To test whether ACE2 regulation is the sole mechanism through which ZGG and UDCA inhibit SARS-CoV-2 infection, HEK293T cells were modified to over-express ACE2 irrespective of FXR with ZGG or UDCA followed by SARS-CoV-2 infection. The potential effects of UDCA treatment on COVID-19 patient outcomes were also tested by querying the COVID-Hep/SECURELiver registries. These registries provide information on patients with chronic liver disease who also tested COVID-19-positive and those with cholestatic liver diseases who received UDCA.
Utilizing chromatin immunoprecipitation, the team confirmed that active FXR could bind directly to the ACE2 promoter. Significantly, site-specific mutation of the IR-1 region decreased the luciferase signal, revealing the FXR binding site specificity to the ACE2 promoter. In contrast, inhibition of FXR signaling with the FXR antagonist ZGG or UDCA decreased FXR activity, as indicated by lowered levels of SHP, reduced FXR levels on ACE2 promoter, and ACE-2 downregulation at the protein and transcript. Collectively, the findings indicate that FXR directly regulates ACE2 expression in cholangiocytes.
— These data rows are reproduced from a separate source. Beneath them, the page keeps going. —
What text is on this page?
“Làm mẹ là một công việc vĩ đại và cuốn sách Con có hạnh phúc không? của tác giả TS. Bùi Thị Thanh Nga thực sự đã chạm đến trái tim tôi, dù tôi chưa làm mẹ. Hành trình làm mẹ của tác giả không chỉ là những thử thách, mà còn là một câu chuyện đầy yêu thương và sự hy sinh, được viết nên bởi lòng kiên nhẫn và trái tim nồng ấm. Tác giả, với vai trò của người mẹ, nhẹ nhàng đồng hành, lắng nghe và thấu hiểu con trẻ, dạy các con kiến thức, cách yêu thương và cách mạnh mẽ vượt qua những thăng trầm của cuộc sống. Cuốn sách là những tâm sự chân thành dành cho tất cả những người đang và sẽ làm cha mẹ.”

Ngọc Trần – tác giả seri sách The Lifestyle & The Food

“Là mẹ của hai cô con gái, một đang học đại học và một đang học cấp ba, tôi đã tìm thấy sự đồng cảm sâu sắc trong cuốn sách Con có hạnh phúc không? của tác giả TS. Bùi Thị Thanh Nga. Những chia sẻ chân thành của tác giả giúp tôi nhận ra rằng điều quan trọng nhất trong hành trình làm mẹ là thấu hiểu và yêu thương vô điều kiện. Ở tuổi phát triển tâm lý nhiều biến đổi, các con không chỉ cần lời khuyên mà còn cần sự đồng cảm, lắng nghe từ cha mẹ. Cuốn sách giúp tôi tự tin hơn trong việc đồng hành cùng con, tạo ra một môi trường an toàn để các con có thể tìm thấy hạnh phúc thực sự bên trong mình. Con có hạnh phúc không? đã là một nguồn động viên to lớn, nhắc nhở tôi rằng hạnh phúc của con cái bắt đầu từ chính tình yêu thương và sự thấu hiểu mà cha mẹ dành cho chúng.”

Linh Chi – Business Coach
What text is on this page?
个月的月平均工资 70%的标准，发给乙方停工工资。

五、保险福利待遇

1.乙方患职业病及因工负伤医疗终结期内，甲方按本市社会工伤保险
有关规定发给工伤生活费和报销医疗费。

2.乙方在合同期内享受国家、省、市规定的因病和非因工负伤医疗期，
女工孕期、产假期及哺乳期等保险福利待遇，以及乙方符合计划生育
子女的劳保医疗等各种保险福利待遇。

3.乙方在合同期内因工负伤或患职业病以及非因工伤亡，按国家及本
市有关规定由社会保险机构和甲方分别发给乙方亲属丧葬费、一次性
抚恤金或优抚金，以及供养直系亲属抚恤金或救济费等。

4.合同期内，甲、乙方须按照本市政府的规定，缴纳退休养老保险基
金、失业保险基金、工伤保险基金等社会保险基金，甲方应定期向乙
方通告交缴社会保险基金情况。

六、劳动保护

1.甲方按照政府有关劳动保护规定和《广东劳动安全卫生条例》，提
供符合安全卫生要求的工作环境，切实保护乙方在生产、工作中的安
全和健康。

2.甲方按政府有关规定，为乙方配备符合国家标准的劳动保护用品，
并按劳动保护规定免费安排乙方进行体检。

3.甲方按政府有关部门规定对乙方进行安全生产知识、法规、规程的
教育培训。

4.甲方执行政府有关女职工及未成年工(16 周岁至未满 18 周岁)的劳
The study also noted that inhibiting FXR signaling with the Food and Drug Administration (FDA)-approved medicine UDCA or ZGG decreases ACE2 expression in many cell types. UDCA or ZGG-mediated inhibition of FXR signaling lowered SARS-CoV-2 infection in all three types of organoids, demonstrating that knocking down FXR with shRNAs reduces ACE2 expression and suppresses viral infection among cholangiocyte organoids regardless of the presence of UDCA/ZGG or CDCA. Thus, after knockdown, neither UDCA nor ZGG affected viral infection.
Without ACE2 regulation, neither UDCA nor ZGG affected viral replication. These findings demonstrate that UDCA and ZGG decrease susceptibility to COVID-19 in several cell types in vitro by regulating ACE2 via FXR. Using multivariable logistic regression, the researchers noted that UDCA exposure was related to a 46% decreased risk of contracting COVID-19. The connection was detected across the COVID-19 spectrum concerning symptomatic disease.
The study findings indicated that FXR could regulate ACE2 expression in different SARS-CoV-2-replicating tissues. Suppression of FXR activity with the therapeutically licensed medication UDCA lowers ACE2 expression and SARS-CoV-2 infection. In addition, the results indicated a possible association between UDCA and favorable clinical outcomes among COVID-19 patients.